I didn't say BSD licensed code is closed source, I'm saying that to meet the OSI definition of open source software takes more than the provisions in the BSD license. (Which isn't really important to this debate anyway, as the OSI can't legally enforce anything except the use of their trademark, they don't even have the rights to the term "Open Source")
Any programs that used an OSI-approved license (BSD or GPL or MPL or CDDL etc.) must make the source code available
False. I can write a program, BSD license it, give it and the source to someone else, they can make a closed derivative, and I am under no obligation to put the code up anywhere. The OSI may not like it, OSI may say what I did is not open source by their definition, but the BSD license allows that just fine and there's nothing anyone can do about it.
Yet end users still doesn't have the freedom to modify and release GPL codes in different licenses that they wanted, a freedom you get with BSD license but was taken away by the GPL license.
I'm not disputing that. It's one of the freedoms BSD allows that GPL doesn't.
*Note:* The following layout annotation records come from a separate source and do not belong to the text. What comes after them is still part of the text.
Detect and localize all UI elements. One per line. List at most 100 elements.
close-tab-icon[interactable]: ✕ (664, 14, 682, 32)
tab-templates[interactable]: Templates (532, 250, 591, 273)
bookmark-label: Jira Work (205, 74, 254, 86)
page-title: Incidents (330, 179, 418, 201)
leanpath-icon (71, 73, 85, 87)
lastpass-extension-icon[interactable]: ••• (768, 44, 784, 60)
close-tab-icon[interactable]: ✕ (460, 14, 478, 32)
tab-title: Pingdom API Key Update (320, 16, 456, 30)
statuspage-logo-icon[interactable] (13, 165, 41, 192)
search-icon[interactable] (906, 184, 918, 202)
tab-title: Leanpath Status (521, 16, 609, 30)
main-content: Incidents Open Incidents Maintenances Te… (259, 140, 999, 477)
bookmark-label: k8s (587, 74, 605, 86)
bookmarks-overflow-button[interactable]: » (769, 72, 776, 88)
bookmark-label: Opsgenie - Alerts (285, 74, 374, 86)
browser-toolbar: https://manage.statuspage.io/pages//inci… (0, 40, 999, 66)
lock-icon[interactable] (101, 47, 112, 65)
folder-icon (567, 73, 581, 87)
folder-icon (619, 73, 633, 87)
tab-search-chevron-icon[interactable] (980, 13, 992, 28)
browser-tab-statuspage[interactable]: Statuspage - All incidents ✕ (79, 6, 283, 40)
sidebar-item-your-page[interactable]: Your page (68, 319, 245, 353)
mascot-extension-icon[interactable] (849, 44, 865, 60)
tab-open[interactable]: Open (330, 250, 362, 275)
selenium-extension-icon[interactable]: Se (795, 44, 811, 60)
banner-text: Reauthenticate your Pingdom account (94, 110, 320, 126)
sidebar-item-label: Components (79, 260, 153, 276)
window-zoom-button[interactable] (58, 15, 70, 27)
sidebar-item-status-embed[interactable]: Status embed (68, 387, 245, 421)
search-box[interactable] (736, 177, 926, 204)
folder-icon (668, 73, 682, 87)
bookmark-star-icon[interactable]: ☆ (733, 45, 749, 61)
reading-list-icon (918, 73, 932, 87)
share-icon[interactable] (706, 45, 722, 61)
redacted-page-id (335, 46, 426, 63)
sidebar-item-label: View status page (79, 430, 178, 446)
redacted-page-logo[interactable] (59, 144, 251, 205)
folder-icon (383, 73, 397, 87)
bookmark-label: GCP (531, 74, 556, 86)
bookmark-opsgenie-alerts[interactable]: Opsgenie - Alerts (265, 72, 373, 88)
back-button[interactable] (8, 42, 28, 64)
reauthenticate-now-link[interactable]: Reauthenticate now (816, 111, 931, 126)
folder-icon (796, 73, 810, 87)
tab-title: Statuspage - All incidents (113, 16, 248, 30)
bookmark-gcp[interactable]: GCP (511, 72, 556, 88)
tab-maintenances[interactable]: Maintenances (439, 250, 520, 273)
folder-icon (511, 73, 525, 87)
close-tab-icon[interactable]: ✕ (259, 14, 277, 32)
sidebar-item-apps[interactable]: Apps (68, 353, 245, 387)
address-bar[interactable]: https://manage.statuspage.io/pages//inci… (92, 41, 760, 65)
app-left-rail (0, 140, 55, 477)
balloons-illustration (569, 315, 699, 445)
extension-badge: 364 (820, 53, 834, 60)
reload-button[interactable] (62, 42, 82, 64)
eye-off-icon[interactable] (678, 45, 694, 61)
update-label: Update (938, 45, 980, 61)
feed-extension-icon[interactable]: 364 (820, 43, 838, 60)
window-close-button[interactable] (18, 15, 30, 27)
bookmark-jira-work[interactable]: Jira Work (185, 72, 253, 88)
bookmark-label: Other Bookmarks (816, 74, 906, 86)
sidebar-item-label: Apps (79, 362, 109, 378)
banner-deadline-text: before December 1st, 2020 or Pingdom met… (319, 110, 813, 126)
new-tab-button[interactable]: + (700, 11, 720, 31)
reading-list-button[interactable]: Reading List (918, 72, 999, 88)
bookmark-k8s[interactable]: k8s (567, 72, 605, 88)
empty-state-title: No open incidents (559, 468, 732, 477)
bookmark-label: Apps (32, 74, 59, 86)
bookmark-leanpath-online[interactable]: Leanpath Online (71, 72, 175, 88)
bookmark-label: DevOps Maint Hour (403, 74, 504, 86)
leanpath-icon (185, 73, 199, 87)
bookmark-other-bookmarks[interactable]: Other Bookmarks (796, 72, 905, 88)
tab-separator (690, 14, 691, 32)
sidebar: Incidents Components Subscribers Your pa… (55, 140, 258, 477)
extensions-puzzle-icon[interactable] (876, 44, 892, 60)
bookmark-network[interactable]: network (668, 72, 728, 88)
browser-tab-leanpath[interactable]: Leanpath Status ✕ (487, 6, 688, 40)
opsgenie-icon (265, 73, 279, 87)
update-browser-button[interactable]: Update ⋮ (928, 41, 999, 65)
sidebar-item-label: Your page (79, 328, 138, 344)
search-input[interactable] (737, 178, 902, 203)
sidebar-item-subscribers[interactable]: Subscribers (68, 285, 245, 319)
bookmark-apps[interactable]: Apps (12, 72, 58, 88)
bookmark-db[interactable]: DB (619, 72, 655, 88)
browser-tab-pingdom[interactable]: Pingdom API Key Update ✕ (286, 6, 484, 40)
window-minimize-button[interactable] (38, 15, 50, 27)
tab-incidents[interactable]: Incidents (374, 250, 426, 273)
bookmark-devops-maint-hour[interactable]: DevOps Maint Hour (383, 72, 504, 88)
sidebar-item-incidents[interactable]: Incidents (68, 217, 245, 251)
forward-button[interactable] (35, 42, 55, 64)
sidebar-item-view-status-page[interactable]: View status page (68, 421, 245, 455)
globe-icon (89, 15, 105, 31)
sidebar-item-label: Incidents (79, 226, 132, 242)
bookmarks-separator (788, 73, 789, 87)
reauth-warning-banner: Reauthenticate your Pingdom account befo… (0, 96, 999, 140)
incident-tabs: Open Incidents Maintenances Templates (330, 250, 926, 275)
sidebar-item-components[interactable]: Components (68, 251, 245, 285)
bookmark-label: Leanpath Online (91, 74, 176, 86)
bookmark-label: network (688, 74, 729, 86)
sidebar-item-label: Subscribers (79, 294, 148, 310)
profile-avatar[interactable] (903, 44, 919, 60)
You can get around the problem of derivative programs not making their source codes available by bypassing the derivative program and going straight to the original source
Only if it's available, nobody has a legal obligation to do that. Read the fucking license if you don't believe me. The OSI is not important and have no rights here. Further to that, it's not the same code that is running on your device and is a lot less useful as a result.
Like that, end users and other developers will also get the same right as the developers of the closed-source derivative program. You cannot do the same with GPL, and that's a fact.
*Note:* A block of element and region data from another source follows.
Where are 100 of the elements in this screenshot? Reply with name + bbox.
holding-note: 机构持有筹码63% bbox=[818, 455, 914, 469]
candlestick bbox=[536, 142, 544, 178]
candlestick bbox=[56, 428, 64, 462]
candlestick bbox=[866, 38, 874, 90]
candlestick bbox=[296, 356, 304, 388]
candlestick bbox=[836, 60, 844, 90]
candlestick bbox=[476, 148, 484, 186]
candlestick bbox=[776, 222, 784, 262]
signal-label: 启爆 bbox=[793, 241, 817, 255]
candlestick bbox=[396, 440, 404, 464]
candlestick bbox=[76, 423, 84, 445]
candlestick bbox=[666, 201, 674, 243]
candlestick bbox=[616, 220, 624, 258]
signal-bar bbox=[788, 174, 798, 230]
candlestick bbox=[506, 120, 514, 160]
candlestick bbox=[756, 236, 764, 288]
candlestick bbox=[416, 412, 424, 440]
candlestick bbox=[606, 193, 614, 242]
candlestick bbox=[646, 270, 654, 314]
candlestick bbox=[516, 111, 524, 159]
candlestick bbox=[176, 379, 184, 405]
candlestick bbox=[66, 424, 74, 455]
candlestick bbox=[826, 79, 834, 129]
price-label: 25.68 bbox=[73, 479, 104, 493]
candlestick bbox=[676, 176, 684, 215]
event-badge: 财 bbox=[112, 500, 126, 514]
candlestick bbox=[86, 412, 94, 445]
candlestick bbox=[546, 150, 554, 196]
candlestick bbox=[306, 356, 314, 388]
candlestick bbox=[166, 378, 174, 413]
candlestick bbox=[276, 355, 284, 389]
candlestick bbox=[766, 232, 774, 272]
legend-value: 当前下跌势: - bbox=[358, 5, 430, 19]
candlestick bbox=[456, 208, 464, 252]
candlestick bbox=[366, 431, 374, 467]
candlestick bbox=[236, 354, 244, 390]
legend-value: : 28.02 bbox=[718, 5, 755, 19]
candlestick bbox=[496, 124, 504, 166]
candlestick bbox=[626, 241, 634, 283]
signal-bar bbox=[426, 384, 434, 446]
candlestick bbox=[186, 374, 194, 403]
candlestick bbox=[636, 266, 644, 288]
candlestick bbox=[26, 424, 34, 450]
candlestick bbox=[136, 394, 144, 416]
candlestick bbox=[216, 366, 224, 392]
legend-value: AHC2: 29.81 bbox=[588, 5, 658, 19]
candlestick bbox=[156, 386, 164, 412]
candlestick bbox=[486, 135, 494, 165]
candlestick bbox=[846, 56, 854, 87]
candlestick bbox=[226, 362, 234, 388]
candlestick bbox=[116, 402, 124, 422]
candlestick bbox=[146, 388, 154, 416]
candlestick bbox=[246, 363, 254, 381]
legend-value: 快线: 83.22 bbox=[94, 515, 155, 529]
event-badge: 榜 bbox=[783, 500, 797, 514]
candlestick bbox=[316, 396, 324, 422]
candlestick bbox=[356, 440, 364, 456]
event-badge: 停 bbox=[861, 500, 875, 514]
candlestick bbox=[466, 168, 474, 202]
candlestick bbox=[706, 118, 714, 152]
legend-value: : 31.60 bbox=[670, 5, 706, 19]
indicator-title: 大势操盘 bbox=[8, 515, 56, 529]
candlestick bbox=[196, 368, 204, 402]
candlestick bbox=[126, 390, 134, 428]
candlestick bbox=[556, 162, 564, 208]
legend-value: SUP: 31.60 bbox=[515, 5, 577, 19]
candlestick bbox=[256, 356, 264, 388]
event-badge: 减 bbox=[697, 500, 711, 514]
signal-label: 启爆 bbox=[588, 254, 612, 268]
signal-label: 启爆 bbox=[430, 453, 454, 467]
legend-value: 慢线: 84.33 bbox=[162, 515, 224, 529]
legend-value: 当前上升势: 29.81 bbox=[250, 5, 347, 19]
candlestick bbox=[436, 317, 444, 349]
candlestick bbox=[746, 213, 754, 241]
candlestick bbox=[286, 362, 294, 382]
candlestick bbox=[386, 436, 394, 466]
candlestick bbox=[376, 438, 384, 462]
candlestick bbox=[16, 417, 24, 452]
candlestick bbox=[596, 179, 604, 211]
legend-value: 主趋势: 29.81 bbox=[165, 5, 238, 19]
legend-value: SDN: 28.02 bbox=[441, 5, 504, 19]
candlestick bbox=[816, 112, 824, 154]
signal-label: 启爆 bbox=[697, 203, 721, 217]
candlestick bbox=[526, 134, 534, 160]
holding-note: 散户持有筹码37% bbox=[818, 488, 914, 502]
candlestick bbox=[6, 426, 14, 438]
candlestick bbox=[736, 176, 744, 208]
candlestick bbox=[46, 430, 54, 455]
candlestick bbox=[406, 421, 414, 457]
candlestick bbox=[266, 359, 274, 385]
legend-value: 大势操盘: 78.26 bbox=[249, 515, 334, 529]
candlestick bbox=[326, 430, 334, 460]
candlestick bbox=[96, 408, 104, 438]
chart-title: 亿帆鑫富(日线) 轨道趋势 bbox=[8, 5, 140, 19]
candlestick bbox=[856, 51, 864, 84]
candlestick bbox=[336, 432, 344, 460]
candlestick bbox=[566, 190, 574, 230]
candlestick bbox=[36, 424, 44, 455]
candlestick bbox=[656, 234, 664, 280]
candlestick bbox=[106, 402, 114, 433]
You're sputtering and not making much sense again. Everyone gets the same rights as each other with GPL too, they just don't get the right to make closed derivatives.
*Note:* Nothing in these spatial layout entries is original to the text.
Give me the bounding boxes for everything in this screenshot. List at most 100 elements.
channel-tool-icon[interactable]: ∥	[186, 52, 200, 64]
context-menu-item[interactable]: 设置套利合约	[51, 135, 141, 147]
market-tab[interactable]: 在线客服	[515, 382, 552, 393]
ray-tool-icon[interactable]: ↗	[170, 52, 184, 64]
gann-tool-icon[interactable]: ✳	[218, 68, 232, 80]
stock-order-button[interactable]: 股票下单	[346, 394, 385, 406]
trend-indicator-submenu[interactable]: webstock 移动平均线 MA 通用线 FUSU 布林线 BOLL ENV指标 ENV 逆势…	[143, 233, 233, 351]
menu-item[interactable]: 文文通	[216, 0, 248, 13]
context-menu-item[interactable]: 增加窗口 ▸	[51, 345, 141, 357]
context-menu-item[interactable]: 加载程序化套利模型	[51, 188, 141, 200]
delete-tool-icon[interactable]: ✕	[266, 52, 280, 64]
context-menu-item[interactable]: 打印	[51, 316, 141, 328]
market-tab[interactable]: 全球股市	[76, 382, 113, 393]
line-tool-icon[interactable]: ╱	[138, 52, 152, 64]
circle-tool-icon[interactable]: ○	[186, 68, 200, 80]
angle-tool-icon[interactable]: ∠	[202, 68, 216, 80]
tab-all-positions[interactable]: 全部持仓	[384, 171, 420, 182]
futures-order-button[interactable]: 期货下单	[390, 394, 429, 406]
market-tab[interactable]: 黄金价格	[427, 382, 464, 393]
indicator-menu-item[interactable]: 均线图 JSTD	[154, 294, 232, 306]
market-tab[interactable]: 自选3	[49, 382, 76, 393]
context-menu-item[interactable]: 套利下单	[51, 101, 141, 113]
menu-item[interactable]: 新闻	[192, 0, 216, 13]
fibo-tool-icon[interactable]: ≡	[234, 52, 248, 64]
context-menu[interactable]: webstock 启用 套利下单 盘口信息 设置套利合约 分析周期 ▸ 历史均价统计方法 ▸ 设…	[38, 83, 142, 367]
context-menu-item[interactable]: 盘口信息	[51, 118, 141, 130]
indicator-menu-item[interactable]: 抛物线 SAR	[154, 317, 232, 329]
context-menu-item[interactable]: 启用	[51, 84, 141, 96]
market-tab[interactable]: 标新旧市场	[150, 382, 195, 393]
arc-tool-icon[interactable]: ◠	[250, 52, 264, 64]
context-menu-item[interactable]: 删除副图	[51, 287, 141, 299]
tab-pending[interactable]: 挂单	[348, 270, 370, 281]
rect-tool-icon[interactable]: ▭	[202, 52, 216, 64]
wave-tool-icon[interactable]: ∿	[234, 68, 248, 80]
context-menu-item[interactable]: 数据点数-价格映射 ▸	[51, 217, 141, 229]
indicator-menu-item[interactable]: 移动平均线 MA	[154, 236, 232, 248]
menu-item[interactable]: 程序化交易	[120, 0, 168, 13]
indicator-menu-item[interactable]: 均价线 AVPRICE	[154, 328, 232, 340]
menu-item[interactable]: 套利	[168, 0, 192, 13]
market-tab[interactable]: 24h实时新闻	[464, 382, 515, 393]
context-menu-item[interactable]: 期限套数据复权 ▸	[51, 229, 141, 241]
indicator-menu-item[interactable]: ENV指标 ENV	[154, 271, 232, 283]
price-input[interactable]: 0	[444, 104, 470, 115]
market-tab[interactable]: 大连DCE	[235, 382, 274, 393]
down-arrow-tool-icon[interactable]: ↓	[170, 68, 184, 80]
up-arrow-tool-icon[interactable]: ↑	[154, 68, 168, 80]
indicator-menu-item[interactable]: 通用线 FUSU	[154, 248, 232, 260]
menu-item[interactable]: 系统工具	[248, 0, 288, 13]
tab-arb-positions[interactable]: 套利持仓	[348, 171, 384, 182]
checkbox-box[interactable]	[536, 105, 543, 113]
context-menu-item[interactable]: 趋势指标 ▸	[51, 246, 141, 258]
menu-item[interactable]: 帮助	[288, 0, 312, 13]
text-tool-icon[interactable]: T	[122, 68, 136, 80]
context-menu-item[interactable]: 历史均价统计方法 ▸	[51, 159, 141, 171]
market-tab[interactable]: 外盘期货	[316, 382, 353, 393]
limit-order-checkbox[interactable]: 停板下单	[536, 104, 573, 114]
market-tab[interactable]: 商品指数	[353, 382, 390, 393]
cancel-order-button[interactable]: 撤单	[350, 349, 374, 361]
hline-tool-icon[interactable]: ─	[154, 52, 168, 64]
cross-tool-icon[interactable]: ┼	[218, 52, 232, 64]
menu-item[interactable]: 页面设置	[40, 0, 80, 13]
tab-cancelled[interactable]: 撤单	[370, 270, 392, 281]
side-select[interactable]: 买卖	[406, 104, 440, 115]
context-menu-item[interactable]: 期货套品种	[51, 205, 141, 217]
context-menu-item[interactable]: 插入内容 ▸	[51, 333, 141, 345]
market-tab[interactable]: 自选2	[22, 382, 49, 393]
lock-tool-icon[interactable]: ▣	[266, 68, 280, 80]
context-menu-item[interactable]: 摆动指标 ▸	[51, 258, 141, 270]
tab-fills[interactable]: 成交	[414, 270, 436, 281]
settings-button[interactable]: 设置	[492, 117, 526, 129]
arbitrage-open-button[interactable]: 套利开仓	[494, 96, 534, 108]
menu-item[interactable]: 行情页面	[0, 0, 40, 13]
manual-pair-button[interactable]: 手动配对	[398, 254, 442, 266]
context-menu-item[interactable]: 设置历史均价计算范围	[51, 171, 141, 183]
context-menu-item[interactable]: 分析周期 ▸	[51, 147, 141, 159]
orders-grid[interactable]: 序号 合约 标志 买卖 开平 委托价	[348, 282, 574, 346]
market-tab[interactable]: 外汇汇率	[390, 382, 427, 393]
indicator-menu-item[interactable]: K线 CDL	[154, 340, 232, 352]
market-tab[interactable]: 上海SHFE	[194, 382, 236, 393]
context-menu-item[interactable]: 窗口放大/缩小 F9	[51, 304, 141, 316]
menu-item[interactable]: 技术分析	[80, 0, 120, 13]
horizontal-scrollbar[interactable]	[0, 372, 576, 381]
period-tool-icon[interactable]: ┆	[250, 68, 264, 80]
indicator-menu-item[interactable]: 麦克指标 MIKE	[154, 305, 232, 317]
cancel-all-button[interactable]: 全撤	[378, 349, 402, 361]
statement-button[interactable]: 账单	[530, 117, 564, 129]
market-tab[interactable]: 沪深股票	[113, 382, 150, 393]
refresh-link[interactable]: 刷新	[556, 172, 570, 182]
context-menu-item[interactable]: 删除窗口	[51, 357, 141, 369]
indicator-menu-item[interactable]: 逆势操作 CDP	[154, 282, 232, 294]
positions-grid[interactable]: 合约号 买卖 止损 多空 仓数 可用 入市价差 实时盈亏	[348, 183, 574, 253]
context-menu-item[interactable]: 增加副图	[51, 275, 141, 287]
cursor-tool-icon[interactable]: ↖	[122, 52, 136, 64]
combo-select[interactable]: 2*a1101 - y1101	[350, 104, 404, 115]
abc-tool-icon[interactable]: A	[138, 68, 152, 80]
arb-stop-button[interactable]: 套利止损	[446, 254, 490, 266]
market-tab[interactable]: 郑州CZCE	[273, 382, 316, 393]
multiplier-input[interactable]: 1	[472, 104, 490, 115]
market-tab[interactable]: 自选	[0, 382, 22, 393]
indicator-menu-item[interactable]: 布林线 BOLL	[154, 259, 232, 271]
The freedom to make closed alternatives is a freedom worth protecting
In your opinion. Not in mine.
If GPL is right all the time, those liberal licenses will not exist.
Didn't say the GPL was right all the time, I said it provided a different set of freedoms to BSD, which it does. A set I prefer for any FOSS work I do. You don't, that's up to you.
The BSD license does not provide the end user with the right to the source code for a program they are given. That is a fact. That is a freedom the BSD license does not provide. You cannot get away from this no matter how hard you squirm and insist that the user can go back to an original version or whatever else. It's not the same thing.
Now I don't give a flying fuck which you prefer, and which you want to use, and which suits your motives better, that's your choice as an author of software.
My choice is to provide end users with the freedom to get the code in any program they run that has my stuff in it.